Salvatore Quasimodo: a sessant’anni dal Nobel
Ripercorriamo la vita e le opere di Salvatore Quasimodo, premio Nobel per la letteratura: “si vede che la poesia ama le terre che galleggiano sul mare”.
Salvatore Quasimodo: a sessant’anni dal Nobel
È l’11 dicembre del 1959 quando l’Accademia di Svezia conferisce il premio Nobel per la Letteratura a Salvatore Quasimodo. Siamo a sessant’anni da quel giorno – e a poco più di cinquanta dalla sua morte – ed è sempre viva l’esigenza di riscoprire il poeta interprete dei classici e dell’ermetismo.
Salvatore Quasimodo: la vita e le opere
Nato a Modica (in provincia di Ragusa) nel 1901, trascorre la giovinezza in giro per l’Italia, tra gli studi di ingegneria (poi abbandonati) e il lavoro. I primi versi li scrive quando era ancora un bambino; da ragazzino ha già pubblicato diverse poesie e raccolte per varie riviste, soprattutto locali.
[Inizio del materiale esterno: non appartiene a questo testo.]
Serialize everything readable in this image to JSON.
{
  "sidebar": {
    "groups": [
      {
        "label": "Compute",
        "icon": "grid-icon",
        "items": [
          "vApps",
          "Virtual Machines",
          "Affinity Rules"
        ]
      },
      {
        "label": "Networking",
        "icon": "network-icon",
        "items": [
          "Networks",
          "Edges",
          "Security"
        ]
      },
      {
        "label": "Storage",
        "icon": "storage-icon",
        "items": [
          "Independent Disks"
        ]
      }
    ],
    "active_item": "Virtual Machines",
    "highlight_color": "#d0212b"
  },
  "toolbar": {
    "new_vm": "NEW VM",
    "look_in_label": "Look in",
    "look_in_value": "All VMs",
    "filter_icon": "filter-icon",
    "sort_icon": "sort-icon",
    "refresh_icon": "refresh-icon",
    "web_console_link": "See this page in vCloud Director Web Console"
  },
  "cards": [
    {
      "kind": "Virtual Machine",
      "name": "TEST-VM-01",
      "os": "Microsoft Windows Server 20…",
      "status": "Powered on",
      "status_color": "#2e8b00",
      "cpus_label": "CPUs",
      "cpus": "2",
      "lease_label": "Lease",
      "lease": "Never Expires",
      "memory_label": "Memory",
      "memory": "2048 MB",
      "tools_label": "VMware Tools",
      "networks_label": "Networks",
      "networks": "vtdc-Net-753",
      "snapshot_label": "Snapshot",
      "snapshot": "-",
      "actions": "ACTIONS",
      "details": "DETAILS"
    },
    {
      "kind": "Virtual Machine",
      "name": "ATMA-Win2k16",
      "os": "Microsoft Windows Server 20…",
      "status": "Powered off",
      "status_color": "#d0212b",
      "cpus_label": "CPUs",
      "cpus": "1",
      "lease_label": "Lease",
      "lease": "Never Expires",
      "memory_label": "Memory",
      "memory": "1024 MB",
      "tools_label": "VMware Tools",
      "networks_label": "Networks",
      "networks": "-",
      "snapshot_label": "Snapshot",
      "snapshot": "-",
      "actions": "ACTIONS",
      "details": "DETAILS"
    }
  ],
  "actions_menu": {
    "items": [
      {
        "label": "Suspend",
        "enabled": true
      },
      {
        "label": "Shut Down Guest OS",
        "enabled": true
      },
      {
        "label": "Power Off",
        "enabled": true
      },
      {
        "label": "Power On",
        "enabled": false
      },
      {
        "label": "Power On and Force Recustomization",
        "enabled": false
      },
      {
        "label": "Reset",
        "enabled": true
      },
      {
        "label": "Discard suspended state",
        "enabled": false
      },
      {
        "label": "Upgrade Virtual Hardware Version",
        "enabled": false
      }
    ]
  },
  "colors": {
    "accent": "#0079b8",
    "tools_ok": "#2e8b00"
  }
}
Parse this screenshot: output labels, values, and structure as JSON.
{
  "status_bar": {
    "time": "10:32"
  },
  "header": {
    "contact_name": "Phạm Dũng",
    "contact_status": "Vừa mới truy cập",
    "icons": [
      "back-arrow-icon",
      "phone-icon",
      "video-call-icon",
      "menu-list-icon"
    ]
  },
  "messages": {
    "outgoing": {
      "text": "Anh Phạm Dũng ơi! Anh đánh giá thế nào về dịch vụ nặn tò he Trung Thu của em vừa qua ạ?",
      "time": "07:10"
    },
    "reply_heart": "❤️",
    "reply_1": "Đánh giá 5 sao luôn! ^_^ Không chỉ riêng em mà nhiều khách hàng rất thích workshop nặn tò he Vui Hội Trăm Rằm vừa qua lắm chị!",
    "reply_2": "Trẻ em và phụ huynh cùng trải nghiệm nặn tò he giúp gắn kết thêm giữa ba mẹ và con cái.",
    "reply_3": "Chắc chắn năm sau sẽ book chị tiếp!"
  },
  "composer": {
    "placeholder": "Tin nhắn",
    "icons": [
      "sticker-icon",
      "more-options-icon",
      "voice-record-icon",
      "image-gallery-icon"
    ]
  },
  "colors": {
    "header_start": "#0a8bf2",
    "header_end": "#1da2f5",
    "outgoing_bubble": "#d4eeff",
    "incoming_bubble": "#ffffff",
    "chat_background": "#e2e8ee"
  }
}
Risale al 1930 la pubblicazione della raccolta Acque e terre, che attira la critica facendogli guadagnare un certo prestigio nell’ambiente fiorentino, in cui prolifera il gusto per lo stile ermetico. Nel 1932 viene alla luce Oboe sommerso, una seconda raccolta con la quale Quasimodo conferma la sua appartenenza all’ermetismo. Il 1940 è l’anno de I lirici greci, un’antologia di traduzioni dedicata al lirismo greco classico – si tratta, probabilmente, dell’opera di cui l’autore andava più fiero. Dal 1941 insegna Letteratura italiana al Consevatori Giuseppe Verdi di Milano, città che da quel momento appare spesso nei suoi componimenti (al pari delle immagini ricavate dalla memoria del luogo natìo).
Con Ed è subito sera (1942), che contiene, tra le altre, la nota poesia omonima, la lirica di Quasimodo ottiene un successo inaspettato. Dopo la guerra, oltre al tema della condizione umana, colta nel suo significato esistenziale, il poeta abbraccerà un tipo di poesia più “impegnata” (includendo in essa riferimenti alla Resistenza e alle concrete condizioni sociali dell’epoca).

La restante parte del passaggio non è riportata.